By late at night, when I normally get him settled and turn off the lights … he was all agitated.  He thought he was in a boat (so much for the brief spell of clarity), and it was sinking and he just had to get out.  He kept insisting he didn’t want any covers on him.  Then finally he was ready to go to bed .. but he wanted me to get him up so he could go to bed.  It was about 10:30 before he finally went on to sleep.  And that’s later than I usually manage to stay awake!
This morning (Sunday) he was awake and stirring by 6:00.   He thought he was in a car again.  That seems to be the most frequently reoccurring theme.  It took over half an hour before he went back to sleep (and of course, by then, I was too awake to have any chance of any more sleep).  And he’s still complaining about his knee hurting.
People:
The nurse did finally return my call.  And, oddly enough, in the late evening (right at dark), the neighbors came over .. 2 ladies and 4 or 5 kids.  They didn’t stay long; I suspect the main thing was to ask about the dogs.  I told them they’re NOT mine and I’d love for them to be gone – animal control had very specifically told me they would not come get them (and that I’d have to pay a fee for EACH dog if I took them in).   They’re not the kind of neighbors I feel comfortable going to for “help”.  They’re not family; I can’t even speak to them without children interpreting.  So I feel pretty much alone to deal with this. 
 The kids don’t bother to so much as call, much less come over.  I know some of them live too far away and have a lot of problems right now.  The ones that live close by apparently couldn’t care less.
Emotions:
I’m too tired for any emotions to be “honest” right now.   The last few days have been really difficult.  Something changed, and I’m not quite sure what or why … and have no clue how to deal with it.  TGF made it quite clear to me way back last fall that they “can’t be running out here all the time”.    So “helping” out here is something that has to be fit into her schedule and she will totally not inconvenience herself any more than what she already is.  She’s added things to her Sunday schedule, so “our time” has been cut shorter.  I’m supposed to be ever so grateful for the little time she’s willing to spare for me.  I’m not.  I don’t care if I’m being hateful and selfish.

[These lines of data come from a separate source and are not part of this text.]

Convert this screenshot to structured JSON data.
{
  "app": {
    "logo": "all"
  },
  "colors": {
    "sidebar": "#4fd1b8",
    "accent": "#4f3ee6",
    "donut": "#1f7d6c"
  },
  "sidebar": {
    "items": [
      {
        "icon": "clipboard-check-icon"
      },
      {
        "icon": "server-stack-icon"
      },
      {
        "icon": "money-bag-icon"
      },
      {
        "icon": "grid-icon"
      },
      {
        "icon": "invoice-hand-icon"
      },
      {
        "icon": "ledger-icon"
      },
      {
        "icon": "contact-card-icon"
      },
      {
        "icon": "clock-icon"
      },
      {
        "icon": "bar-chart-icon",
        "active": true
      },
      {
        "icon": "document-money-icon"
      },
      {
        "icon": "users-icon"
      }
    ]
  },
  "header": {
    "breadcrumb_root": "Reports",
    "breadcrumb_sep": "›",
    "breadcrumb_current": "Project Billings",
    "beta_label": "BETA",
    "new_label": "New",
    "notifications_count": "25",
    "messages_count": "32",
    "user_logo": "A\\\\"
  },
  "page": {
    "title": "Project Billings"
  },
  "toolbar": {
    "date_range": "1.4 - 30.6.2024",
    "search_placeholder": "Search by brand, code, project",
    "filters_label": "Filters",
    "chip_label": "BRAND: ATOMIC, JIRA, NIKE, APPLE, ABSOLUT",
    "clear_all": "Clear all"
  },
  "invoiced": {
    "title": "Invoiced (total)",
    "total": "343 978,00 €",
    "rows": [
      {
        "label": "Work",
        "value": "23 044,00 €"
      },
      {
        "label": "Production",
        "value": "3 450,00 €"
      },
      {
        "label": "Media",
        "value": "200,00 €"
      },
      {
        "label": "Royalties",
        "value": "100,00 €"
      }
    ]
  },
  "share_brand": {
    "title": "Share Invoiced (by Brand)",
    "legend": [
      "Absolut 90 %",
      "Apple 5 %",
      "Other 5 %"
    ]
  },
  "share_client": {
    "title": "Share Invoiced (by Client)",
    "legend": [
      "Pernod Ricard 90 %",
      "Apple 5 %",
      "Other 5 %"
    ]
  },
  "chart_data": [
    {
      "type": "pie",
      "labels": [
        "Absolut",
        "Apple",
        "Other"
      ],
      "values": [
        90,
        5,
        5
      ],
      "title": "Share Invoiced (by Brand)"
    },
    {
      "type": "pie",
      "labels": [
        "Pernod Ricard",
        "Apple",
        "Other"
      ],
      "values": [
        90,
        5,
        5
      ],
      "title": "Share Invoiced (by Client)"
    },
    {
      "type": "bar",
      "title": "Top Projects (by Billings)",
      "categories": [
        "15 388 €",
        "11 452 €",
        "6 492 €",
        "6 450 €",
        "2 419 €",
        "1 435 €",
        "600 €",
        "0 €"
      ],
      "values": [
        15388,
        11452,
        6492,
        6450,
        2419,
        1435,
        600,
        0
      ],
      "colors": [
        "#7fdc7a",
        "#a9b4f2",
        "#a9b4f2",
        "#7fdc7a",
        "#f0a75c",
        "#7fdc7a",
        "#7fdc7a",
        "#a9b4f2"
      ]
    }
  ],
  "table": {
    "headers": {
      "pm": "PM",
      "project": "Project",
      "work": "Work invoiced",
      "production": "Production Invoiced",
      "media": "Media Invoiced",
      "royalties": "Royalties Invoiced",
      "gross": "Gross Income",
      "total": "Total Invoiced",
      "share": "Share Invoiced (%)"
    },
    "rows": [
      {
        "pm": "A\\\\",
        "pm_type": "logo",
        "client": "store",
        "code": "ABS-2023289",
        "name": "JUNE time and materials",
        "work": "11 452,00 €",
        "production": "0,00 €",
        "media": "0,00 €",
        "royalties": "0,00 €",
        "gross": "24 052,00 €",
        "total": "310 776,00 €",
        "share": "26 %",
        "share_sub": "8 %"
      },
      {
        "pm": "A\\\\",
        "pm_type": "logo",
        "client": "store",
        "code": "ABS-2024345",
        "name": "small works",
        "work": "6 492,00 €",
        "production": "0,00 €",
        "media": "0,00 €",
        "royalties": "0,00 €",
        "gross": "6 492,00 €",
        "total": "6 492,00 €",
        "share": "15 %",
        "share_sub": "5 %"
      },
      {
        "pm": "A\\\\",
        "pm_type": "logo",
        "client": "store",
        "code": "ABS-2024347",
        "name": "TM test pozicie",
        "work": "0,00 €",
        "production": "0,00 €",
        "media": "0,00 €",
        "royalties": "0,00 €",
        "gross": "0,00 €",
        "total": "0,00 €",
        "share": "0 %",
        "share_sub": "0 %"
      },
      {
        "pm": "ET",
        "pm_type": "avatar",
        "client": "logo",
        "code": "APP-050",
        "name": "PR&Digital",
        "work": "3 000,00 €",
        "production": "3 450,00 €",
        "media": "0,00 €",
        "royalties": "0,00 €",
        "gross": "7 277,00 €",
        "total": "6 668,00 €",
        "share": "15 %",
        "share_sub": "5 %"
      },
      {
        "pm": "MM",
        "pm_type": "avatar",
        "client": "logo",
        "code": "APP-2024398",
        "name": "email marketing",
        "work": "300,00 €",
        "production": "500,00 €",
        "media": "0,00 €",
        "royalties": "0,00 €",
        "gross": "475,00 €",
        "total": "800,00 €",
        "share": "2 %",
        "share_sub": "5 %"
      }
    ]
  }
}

I know I tend to harp on TGF a lot.  In a lot of ways I do like her; and when given the opportunity I do enjoy her company.  But sh is also selfish and spoiled, and I resent that they’ve expected so much from me, but aren’t willing to share more than a tiny sliver of time with us.  She will occasionally run errands for me .. especially when it helps shorten Sunday errands in order to fit into her schedule better.  But she has never ever so much as offered to run a vacuum or fold a towel.  It’s not that I “need” that kind of help.  I just resent that it never occurs to her to even ask if I do.  They are “young” and working parents.  They live in a huge crappy old house – 5 of them, 6 on weekends, even more when DSS’s boys are there) with very limited heat and electricity.  But they seem to think that we – who worked all our lives - *owe* them every penny we have to help them out (because it took DSS so long to figure out he had to go out and get a real job that actually paid him);  and they think it’s perfectly OK for our house to be a warehouse for anything they don’t want to be bothered with – including the trash.  They (TGF more so, but not by much) seem to think that DH and I, even though we’re getting older and have raised our families, do not have the right to have anything that they don’t have now.  I believe she’d be quite happy to see us shoved into some tiny little apartment where I could just leave DH home alone and walk to the drug store (not the one I prefer obviously) or grocery store … and they’d be quite happy to take all the pretty things they force me to get rid of. 
OK, maybe I’m being unfair.  But I’m just saying how they make me *feel*.  I feel like their lives are SO much more important than ours
DH finally went back to sleep.  Guess I better hurry up and get in the shower while I can.